No Stone Unturned: Refinancing 2012’s Loan Maturities

Refinancing activity in 2012 is making a comeback, along with the environmental due diligence conducted to support it—not surprising, considering the $362 billion in commercial real estate loans scheduled to mature this year on top of the $346 billion that matured last year. Trepp, LLC estimates that 63 percent of these loans are underwater, meaning they have principal balances greater than the value of their collateral. By comparison, 34 percent of the $326 billion of maturities in 2010 were underwater before reaching their maturity dates, and only 20 percent of 2009’s $321 billion of maturities. The 40 percent decline in property values since the market’s high in 2007 has caused loan-to-value ratios to soar.

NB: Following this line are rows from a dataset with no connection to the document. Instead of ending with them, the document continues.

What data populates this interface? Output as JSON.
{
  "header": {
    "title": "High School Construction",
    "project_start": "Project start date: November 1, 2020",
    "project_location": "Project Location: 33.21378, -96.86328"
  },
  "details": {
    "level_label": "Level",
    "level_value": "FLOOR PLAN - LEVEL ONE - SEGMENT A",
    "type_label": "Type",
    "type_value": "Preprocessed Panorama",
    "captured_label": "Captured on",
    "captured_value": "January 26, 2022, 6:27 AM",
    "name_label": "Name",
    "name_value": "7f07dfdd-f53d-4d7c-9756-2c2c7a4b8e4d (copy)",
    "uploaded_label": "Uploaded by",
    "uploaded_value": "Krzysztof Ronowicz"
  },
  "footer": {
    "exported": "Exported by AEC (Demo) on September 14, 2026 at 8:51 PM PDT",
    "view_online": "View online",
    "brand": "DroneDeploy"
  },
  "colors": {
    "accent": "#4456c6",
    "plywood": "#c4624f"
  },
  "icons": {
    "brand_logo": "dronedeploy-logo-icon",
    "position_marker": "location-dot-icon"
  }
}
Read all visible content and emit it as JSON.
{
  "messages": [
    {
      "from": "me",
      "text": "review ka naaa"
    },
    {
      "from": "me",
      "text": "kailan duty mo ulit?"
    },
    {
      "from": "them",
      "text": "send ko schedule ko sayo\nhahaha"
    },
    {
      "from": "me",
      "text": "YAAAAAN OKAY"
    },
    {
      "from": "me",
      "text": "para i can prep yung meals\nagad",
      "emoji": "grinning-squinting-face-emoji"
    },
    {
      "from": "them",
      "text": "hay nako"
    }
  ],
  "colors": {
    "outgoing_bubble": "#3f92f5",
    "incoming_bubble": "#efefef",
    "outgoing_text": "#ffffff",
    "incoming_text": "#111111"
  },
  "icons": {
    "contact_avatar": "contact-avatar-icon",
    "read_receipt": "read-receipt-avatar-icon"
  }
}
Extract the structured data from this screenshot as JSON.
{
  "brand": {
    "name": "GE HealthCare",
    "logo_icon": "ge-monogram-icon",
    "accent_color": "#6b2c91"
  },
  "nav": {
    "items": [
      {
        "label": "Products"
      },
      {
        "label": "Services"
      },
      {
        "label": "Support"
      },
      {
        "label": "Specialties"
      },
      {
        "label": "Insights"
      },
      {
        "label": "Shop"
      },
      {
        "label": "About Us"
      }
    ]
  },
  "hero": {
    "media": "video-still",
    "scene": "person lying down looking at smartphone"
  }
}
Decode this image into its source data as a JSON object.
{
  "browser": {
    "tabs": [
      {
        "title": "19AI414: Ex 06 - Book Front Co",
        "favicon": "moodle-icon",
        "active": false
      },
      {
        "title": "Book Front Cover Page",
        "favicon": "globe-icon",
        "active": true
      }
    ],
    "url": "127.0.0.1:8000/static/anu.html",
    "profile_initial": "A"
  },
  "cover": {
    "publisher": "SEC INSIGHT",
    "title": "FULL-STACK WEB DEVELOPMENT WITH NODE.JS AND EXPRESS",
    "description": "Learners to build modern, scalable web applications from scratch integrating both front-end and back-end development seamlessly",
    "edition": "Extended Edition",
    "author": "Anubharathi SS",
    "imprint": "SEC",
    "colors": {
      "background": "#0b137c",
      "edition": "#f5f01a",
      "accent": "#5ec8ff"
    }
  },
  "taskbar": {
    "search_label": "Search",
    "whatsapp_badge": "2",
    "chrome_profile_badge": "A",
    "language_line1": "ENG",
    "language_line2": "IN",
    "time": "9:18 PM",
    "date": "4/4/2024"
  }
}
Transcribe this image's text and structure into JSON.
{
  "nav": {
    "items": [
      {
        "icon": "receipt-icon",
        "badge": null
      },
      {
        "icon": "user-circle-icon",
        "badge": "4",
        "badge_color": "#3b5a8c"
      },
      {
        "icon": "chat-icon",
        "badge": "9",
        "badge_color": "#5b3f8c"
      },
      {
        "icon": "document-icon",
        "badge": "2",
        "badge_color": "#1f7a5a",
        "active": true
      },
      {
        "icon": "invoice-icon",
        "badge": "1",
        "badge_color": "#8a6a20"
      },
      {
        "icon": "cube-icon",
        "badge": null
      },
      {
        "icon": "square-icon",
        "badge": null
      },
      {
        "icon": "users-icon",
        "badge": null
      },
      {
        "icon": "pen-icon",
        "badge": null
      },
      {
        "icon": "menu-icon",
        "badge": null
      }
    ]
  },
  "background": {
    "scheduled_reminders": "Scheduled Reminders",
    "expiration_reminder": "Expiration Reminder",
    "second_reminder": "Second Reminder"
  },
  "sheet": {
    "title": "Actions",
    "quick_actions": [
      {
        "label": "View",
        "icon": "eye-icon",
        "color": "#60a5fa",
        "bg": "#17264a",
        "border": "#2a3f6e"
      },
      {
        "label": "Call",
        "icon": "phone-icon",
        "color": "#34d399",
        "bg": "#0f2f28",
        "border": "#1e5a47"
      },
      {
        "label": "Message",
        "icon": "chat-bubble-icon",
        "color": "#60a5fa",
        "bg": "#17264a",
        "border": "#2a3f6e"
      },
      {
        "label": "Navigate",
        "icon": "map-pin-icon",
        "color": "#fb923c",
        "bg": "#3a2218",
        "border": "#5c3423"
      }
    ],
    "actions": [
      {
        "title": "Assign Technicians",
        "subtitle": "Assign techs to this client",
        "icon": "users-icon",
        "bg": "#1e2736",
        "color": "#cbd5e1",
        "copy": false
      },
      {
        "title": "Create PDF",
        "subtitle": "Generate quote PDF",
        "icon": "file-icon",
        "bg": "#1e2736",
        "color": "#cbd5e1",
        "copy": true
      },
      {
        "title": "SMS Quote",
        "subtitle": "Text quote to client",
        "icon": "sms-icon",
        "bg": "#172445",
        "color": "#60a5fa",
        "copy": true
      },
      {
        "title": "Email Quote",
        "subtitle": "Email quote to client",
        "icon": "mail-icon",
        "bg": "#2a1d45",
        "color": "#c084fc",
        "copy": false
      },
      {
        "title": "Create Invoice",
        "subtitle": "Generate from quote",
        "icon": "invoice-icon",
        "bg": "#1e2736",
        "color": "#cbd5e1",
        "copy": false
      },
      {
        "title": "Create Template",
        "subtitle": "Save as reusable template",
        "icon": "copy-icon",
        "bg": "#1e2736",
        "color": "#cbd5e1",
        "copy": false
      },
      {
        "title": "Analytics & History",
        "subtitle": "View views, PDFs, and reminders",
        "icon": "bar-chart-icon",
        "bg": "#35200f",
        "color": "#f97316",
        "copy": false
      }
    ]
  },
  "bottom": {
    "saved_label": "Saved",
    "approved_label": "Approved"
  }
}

As the volume of commercial property loans needing refinancing climbs, the battle for available capital is intense. Due to stresses in the commercial real estate market, lenders have become more conservative in their underwriting standards than they were when today’s loan maturities were first originated back in 2007. The purpose of this Technical Brief is to highlight some of the environmental challenges that are coming to the surface as lenders scrutinize the collateral used for loans originated in the market’s heyday through the lens of today’s environmental policies.

Based on recent outreach by EDR Insight to both commercial real estate lenders and the environmental due diligence professionals who support them, the most common problems arising on refis are:

  • The environmental report conducted at origination cannot be found or is of poor quality.
  • Recommendations made by environmental consultant at origination were never followed.
  • Property neglect or deferred maintenance over the course of the loan created new environmental conditions that need to be addressed.
  • Prior due diligence does not meet today’s more stringent environmental standards.